By Lucio Fernández Moores, 23 June 2015
Although the date had been set months in advance, the Federal Criminal Court of Cassation yesterday unexpectedly suspended the hearing in which it would announce its decision on the constitutionality of the controversial Memorandum of Understanding signed with Iran in 2013 related to the court case of the 1994 bombing of the AMIA.
Judicial sources attributed the suspension to disagreements among the judges who must resolve the crucial issue. These judges are the president of Cassation, Ana Maria Figueroa, and her colleagues Juan Carlos Gemignani and Luis María Cabral . The sources spoke of the possibility that the ruling will be further delayed to before the expiration of the terms of deputy judges in the court, which is on the 30th of this month.
The delay comes at a time when Kirchnerism recently passed a surrogate judges law that would allow the Judicial Council – where it has a majority – to appoint new surrogates in the Federal Court of Cassation. Until now, the appellate courts have designated surrogates from among the judges of the same court for existing vacancies in their respective jurisdictions. Cabral is one of the surrogates in that court; she is a judge from the Magistrates’ Association who has clashed heavily with the government. Faced with this situation, lawyers for the DAIA and AMIA asked for a prompt decision from Cassation.
“The postponement is a scandal. The parties cannot be summoned and then they suspend the hearing without an explanation. It creates suspicion and destroys the procedure. There is no doubt that the Memorandum is unconstitutional and that it is a high cost for the government’s foreign policy,” said Deputy Laura Alonso (PRO).

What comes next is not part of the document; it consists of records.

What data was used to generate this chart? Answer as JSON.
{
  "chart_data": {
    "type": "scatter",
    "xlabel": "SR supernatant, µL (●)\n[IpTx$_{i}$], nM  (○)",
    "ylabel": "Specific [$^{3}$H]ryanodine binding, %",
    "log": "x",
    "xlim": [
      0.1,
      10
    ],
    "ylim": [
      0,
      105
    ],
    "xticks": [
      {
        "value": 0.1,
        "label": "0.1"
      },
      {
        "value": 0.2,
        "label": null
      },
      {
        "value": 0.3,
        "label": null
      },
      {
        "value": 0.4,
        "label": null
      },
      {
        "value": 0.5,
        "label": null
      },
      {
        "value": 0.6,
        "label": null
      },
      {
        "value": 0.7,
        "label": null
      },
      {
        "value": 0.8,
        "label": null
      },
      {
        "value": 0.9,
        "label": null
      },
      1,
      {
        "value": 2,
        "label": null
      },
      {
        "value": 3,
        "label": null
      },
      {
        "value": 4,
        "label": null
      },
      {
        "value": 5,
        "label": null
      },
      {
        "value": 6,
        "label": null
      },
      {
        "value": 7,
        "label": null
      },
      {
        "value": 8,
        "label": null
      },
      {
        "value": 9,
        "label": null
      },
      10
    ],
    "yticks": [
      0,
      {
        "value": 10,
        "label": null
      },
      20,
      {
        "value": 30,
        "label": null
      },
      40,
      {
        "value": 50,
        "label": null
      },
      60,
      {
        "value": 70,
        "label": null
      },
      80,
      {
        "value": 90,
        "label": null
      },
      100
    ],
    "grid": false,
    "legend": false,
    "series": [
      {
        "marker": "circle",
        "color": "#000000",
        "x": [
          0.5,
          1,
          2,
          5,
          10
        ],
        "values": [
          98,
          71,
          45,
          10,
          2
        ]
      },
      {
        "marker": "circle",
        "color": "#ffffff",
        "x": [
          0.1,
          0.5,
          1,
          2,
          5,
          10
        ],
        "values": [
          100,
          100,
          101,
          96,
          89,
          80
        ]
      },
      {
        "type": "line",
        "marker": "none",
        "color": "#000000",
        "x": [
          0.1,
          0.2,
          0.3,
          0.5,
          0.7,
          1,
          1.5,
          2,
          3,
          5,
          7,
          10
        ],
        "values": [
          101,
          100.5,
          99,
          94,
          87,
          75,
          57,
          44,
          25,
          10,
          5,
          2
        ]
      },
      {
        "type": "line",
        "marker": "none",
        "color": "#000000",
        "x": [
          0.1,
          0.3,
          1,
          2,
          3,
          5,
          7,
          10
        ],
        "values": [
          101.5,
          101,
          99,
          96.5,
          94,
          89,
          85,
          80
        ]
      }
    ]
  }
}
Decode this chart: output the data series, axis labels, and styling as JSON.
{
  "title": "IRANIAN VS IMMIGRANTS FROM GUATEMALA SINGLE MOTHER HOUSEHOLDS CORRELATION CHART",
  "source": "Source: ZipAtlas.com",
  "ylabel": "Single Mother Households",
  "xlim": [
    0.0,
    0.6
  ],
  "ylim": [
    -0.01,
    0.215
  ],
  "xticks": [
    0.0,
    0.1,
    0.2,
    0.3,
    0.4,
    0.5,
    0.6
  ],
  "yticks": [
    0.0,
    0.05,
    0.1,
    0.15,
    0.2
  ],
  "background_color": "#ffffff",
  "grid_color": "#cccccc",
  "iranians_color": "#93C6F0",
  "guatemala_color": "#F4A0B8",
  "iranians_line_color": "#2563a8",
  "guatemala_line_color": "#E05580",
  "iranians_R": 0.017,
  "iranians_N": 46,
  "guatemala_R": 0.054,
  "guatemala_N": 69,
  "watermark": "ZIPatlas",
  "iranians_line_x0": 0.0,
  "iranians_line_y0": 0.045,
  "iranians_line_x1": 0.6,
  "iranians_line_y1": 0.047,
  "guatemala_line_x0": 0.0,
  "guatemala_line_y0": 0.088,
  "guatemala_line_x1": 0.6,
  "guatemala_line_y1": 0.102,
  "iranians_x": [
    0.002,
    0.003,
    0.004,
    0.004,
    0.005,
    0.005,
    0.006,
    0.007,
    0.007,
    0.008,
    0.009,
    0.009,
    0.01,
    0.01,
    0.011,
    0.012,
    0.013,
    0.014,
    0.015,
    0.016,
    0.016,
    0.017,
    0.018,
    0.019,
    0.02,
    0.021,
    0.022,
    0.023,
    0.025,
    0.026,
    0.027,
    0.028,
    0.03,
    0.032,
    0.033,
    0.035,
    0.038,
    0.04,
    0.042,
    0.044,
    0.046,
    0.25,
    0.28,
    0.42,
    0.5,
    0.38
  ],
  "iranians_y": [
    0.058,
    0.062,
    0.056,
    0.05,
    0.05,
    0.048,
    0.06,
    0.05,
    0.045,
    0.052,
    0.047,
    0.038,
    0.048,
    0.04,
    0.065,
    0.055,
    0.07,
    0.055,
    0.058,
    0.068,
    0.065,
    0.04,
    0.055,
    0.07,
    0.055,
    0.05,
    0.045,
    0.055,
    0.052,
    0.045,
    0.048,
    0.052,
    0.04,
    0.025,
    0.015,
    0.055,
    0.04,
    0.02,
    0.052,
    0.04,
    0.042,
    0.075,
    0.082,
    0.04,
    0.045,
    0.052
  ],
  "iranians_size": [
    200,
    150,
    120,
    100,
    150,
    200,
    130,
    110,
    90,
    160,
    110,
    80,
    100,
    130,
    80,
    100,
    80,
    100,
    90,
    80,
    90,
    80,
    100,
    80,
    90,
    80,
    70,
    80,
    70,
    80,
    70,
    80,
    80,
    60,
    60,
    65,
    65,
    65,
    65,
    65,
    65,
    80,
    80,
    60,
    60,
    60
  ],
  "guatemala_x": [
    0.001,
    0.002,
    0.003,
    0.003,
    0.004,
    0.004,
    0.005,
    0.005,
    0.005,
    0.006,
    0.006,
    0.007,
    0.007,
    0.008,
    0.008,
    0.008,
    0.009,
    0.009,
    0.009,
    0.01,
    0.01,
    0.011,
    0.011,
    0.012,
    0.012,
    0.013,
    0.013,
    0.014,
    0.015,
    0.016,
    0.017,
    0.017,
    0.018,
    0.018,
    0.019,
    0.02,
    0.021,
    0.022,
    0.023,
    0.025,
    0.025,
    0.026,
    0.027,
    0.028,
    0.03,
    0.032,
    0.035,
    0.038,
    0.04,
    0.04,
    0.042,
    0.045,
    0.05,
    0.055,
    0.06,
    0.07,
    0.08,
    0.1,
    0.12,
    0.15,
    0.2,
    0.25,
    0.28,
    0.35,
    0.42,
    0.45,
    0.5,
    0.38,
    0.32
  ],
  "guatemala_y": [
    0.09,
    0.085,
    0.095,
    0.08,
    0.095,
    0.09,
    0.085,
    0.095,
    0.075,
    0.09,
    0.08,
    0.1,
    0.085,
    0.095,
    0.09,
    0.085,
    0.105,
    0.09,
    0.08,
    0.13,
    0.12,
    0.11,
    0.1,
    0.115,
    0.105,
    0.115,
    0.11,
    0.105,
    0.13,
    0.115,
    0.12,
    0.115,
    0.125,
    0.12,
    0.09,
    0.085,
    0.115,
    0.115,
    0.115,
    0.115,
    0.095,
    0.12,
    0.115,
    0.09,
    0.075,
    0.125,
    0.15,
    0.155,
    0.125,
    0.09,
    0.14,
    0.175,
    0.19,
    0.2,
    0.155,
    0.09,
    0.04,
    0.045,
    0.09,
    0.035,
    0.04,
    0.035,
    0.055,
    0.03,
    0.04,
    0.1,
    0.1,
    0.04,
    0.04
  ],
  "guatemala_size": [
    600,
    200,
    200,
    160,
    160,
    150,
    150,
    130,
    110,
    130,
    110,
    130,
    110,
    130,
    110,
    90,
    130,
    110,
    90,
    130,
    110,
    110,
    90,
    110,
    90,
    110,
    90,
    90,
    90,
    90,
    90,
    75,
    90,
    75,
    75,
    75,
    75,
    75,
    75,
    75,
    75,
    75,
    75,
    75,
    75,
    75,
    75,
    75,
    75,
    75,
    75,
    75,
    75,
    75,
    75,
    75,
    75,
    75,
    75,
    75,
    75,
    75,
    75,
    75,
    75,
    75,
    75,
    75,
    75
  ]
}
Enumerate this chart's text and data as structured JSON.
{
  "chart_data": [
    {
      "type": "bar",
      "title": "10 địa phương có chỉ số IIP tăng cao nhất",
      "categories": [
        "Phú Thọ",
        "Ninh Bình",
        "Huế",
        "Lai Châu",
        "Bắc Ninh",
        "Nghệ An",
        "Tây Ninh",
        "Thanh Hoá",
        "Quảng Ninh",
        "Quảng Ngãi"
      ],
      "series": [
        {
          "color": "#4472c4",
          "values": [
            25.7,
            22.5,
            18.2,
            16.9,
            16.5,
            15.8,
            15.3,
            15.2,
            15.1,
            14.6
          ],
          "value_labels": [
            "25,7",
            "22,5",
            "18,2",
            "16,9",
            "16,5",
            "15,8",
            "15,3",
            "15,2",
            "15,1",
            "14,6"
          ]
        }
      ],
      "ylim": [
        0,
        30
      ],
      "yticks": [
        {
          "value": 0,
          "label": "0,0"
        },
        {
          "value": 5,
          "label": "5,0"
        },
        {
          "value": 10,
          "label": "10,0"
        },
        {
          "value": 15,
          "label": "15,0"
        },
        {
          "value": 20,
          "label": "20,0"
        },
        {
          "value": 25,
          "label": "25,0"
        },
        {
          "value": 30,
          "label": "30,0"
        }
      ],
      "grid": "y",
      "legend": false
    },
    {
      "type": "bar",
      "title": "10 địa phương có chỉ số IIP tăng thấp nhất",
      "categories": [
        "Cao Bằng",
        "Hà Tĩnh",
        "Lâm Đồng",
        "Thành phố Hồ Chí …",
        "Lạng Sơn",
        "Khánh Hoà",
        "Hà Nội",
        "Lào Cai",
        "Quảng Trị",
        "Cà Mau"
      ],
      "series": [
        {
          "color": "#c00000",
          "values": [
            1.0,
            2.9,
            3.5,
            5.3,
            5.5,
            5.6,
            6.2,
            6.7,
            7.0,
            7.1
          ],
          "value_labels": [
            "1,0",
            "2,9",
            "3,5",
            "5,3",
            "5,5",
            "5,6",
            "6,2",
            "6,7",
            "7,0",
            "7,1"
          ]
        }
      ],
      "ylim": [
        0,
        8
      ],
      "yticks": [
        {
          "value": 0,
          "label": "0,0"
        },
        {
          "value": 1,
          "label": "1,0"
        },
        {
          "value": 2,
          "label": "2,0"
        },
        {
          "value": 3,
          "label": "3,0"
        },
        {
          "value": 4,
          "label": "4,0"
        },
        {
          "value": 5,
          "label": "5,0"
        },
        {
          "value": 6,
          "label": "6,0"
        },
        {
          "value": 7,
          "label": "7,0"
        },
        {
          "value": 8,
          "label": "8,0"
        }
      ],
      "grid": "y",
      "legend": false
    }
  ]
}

The Federal Court of Criminal Cassation has been studying the case for several months, after the appeal filed by State attorneys against the decision from last year, from Room I of the Buenos Aires Federal Criminal Court which declared the treaty, which was ratified by act of Congress, as unconstitutional, despite pressure from the government.
The argument from judges Eduardo Farah and Jorge Ballestero stated that the agreement violated various constitutional guarantees and that the domain of the judicial branch over a pending case in Argentina was trampled.
The unconstitutionality of the covenant had been petitioned by the authorities of the DAIA and AMIA themselves, supported by prosecutor Alberto Nisman, who was then found dead in his apartment this year under circumstances that the judiciary has not been able determine. Four days before appearing shot dead in his head, Nisman had denounced President Cristina Kirchner and Foreign Minister Hector Timerman, among others, for having forged the agreement to cover up for the Iranians accused he accused in the attack. In 2006, Nisman had blamed the highest authorities of the Iranian government in office in 1993 for the bombing, and with that he obtained international arrest warrants, which are still in force.
The Federal Court of Cassation can directly uphold the decision of the lower court- meaning it tacitly endorses that the treaty is unconstitutional- or revoke that decision through a new opinion and with new findings. The treaty – which was never ratified by the Iranian Parliament – included the possibility of an Argentine judge being able travel to that country to “interrogate” the suspects, after which a “special commission” would review the evidence.